From the start of the sixties, Fontana was particularly committed to his series of “Olii” (“Oils”) on canvas, where the thick painted layer is perforated with holes or gashes. This series includes the works devoted to an evocation of the city of Venice, displayed at his first one-man show in the USA at the Martha Jackson Gallery in New York (1961). The same year, inspired by the city of New York, he devised a new kind of work, which became his series of “Metalli” (“Metal Sheets”), shiny metal plates that the artist cut into with gashes. His unstoppable inventive spirit was paralleled by the number of exhibitions devoted to his work, in Milan, Venice, Tokyo, London, Bruxelles. In his quest for iconographic renewal, he developed his important cycle that goes by the name of “La Fine di Dio” (“The End of God”, 1963-1964), a series of monochrome oval canvases, at times covered in sequins and cut through with holes or gashes, first shown at the Ariete gallery in Milan and later at the Iris Clert gallery in Paris.

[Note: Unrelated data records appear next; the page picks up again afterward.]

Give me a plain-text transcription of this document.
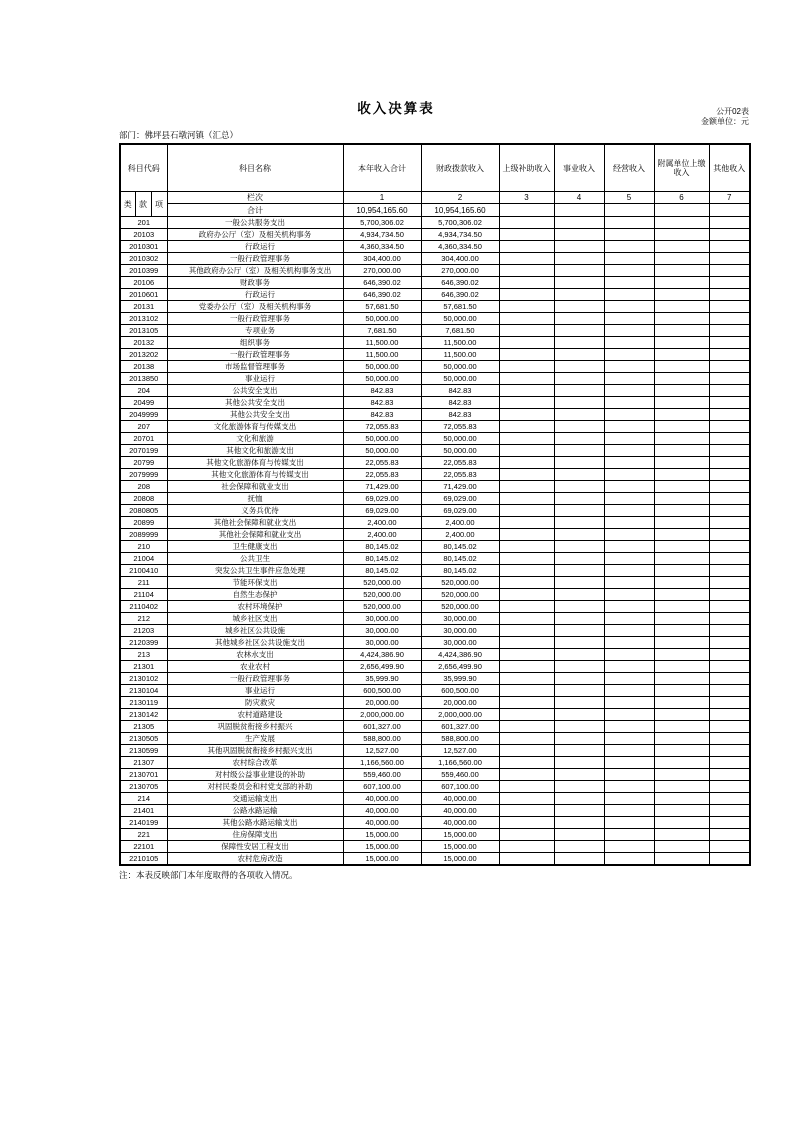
收入决算表	公开02表
金额单位：元
部门：佛坪县石墩河镇（汇总）
科目代码			科目名称	本年收入合计	财政拨款收入	上级补助收入	事业收入	经营收入	附属单位上缴收入	其他收入
类	款	项	栏次	1	2	3	4	5	6	7
			合计	10,954,165.60	10,954,165.60					
201			一般公共服务支出	5,700,306.02	5,700,306.02					
20103			政府办公厅（室）及相关机构事务	4,934,734.50	4,934,734.50					
2010301			行政运行	4,360,334.50	4,360,334.50					
2010302			一般行政管理事务	304,400.00	304,400.00					
2010399			其他政府办公厅（室）及相关机构事务支出	270,000.00	270,000.00					
20106			财政事务	646,390.02	646,390.02					
2010601			行政运行	646,390.02	646,390.02					
20131			党委办公厅（室）及相关机构事务	57,681.50	57,681.50					
2013102			一般行政管理事务	50,000.00	50,000.00					
2013105			专项业务	7,681.50	7,681.50					
20132			组织事务	11,500.00	11,500.00					
2013202			一般行政管理事务	11,500.00	11,500.00					
20138			市场监督管理事务	50,000.00	50,000.00					
2013850			事业运行	50,000.00	50,000.00					
204			公共安全支出	842.83	842.83					
20499			其他公共安全支出	842.83	842.83					
2049999			其他公共安全支出	842.83	842.83					
207			文化旅游体育与传媒支出	72,055.83	72,055.83					
20701			文化和旅游	50,000.00	50,000.00					
2070199			其他文化和旅游支出	50,000.00	50,000.00					
20799			其他文化旅游体育与传媒支出	22,055.83	22,055.83					
2079999			其他文化旅游体育与传媒支出	22,055.83	22,055.83					
208			社会保障和就业支出	71,429.00	71,429.00					
20808			抚恤	69,029.00	69,029.00					
2080805			义务兵优待	69,029.00	69,029.00					
20899			其他社会保障和就业支出	2,400.00	2,400.00					
2089999			其他社会保障和就业支出	2,400.00	2,400.00					
210			卫生健康支出	80,145.02	80,145.02					
21004			公共卫生	80,145.02	80,145.02					
2100410			突发公共卫生事件应急处理	80,145.02	80,145.02					
211			节能环保支出	520,000.00	520,000.00					
21104			自然生态保护	520,000.00	520,000.00					
2110402			农村环境保护	520,000.00	520,000.00					
212			城乡社区支出	30,000.00	30,000.00					
21203			城乡社区公共设施	30,000.00	30,000.00					
2120399			其他城乡社区公共设施支出	30,000.00	30,000.00					
213			农林水支出	4,424,386.90	4,424,386.90					
21301			农业农村	2,656,499.90	2,656,499.90					
2130102			一般行政管理事务	35,999.90	35,999.90					
2130104			事业运行	600,500.00	600,500.00					
2130119			防灾救灾	20,000.00	20,000.00					
2130142			农村道路建设	2,000,000.00	2,000,000.00					
21305			巩固脱贫衔接乡村振兴	601,327.00	601,327.00					
2130505			生产发展	588,800.00	588,800.00					
2130599			其他巩固脱贫衔接乡村振兴支出	12,527.00	12,527.00					
21307			农村综合改革	1,166,560.00	1,166,560.00					
2130701			对村级公益事业建设的补助	559,460.00	559,460.00					
2130705			对村民委员会和村党支部的补助	607,100.00	607,100.00					
214			交通运输支出	40,000.00	40,000.00					
21401			公路水路运输	40,000.00	40,000.00					
2140199			其他公路水路运输支出	40,000.00	40,000.00					
221			住房保障支出	15,000.00	15,000.00					
22101			保障性安居工程支出	15,000.00	15,000.00					
2210105			农村危房改造	15,000.00	15,000.00					
注：本表反映部门本年度取得的各项收入情况。
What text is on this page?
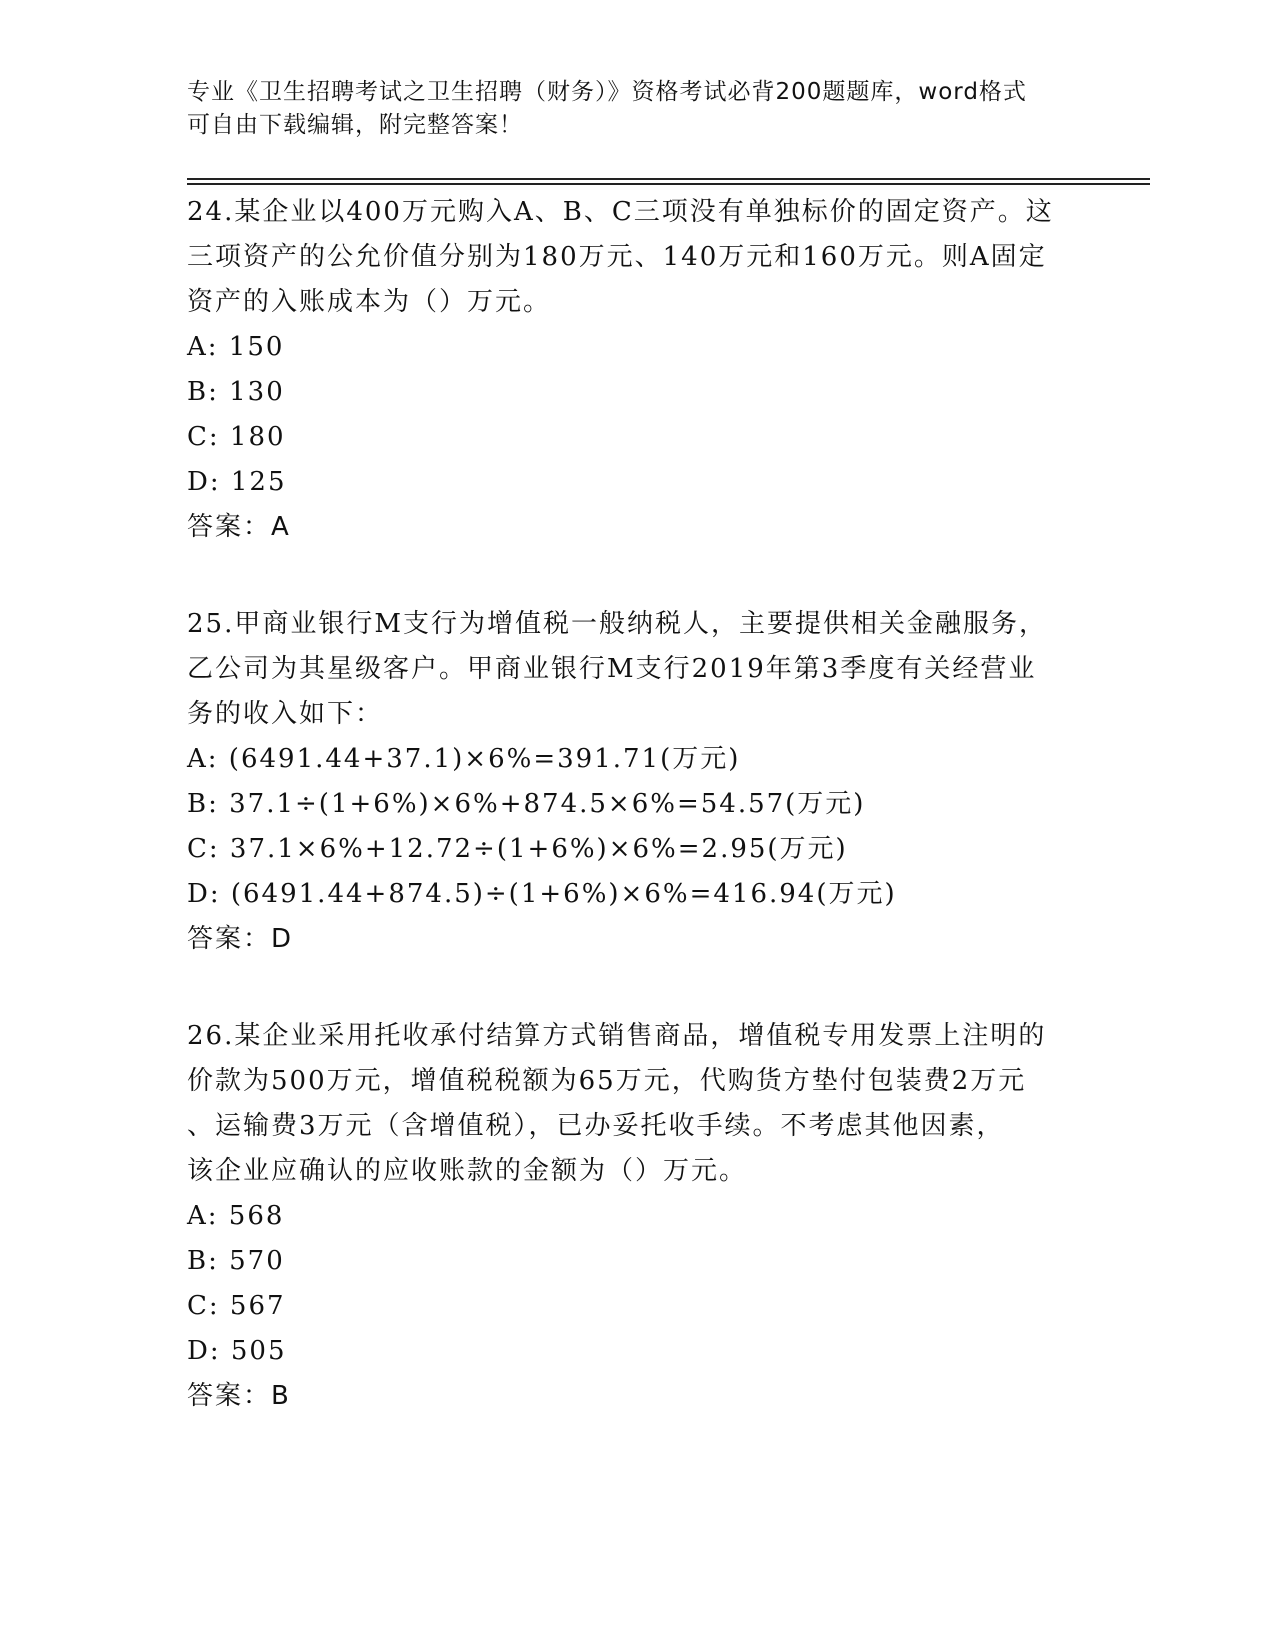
专业《卫生招聘考试之卫生招聘（财务）》资格考试必背200题题库，word格式
可自由下载编辑，附完整答案！
24.某企业以400万元购入A、B、C三项没有单独标价的固定资产。这
三项资产的公允价值分别为180万元、140万元和160万元。则A固定
资产的入账成本为（）万元。
A: 150
B: 130
C: 180
D: 125
答案：A
25.甲商业银行M支行为增值税一般纳税人，主要提供相关金融服务，
乙公司为其星级客户。甲商业银行M支行2019年第3季度有关经营业
务的收入如下：
A: (6491.44+37.1)×6%=391.71(万元)
B: 37.1÷(1+6%)×6%+874.5×6%=54.57(万元)
C: 37.1×6%+12.72÷(1+6%)×6%=2.95(万元)
D: (6491.44+874.5)÷(1+6%)×6%=416.94(万元)
答案：D
26.某企业采用托收承付结算方式销售商品，增值税专用发票上注明的
价款为500万元，增值税税额为65万元，代购货方垫付包装费2万元
、运输费3万元（含增值税），已办妥托收手续。不考虑其他因素，
该企业应确认的应收账款的金额为（）万元。
A: 568
B: 570
C: 567
D: 505
答案：B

Lucio Fontana next put his creativity to the test with his series of “Teatrini” (“Little Theatres”, 1964-1966), works where the lacquered wooden frames are shaped to make up different outlines. The year 1966 was a year of important international acclaim. One-man exhibitions were organized at the Walker Art Center in Minneapolis, at the Marlborough Gallery in New York and at the Alexander Iolas gallery in Paris. In Italy, the hall that was devoted to his work at the 33rd Venice Biennial was of particular prominence; in this space he worked alongside the architect Carlo Scarpa to create an oval maze-like environment illuminated by a white light and covered by white canvases each with a single slash. This work was greeted with great acclaim and won the Biennial prize. The year 1967 marked the culmination of his strict use of single colours, and his tendency to cut canvases with more and more regular clean slashes in his series of “Ellissi” (“Ellipses”), elliptical lacquered wooden panels in various colours and perforated by machine-cut holes, in line with new technical developments. At the start of 1968, Lucio Fontana left his studio in Corso Monforte, in Milan, and moved to Comabbio (near Varese). He died in Varese on the 7th September of the same year.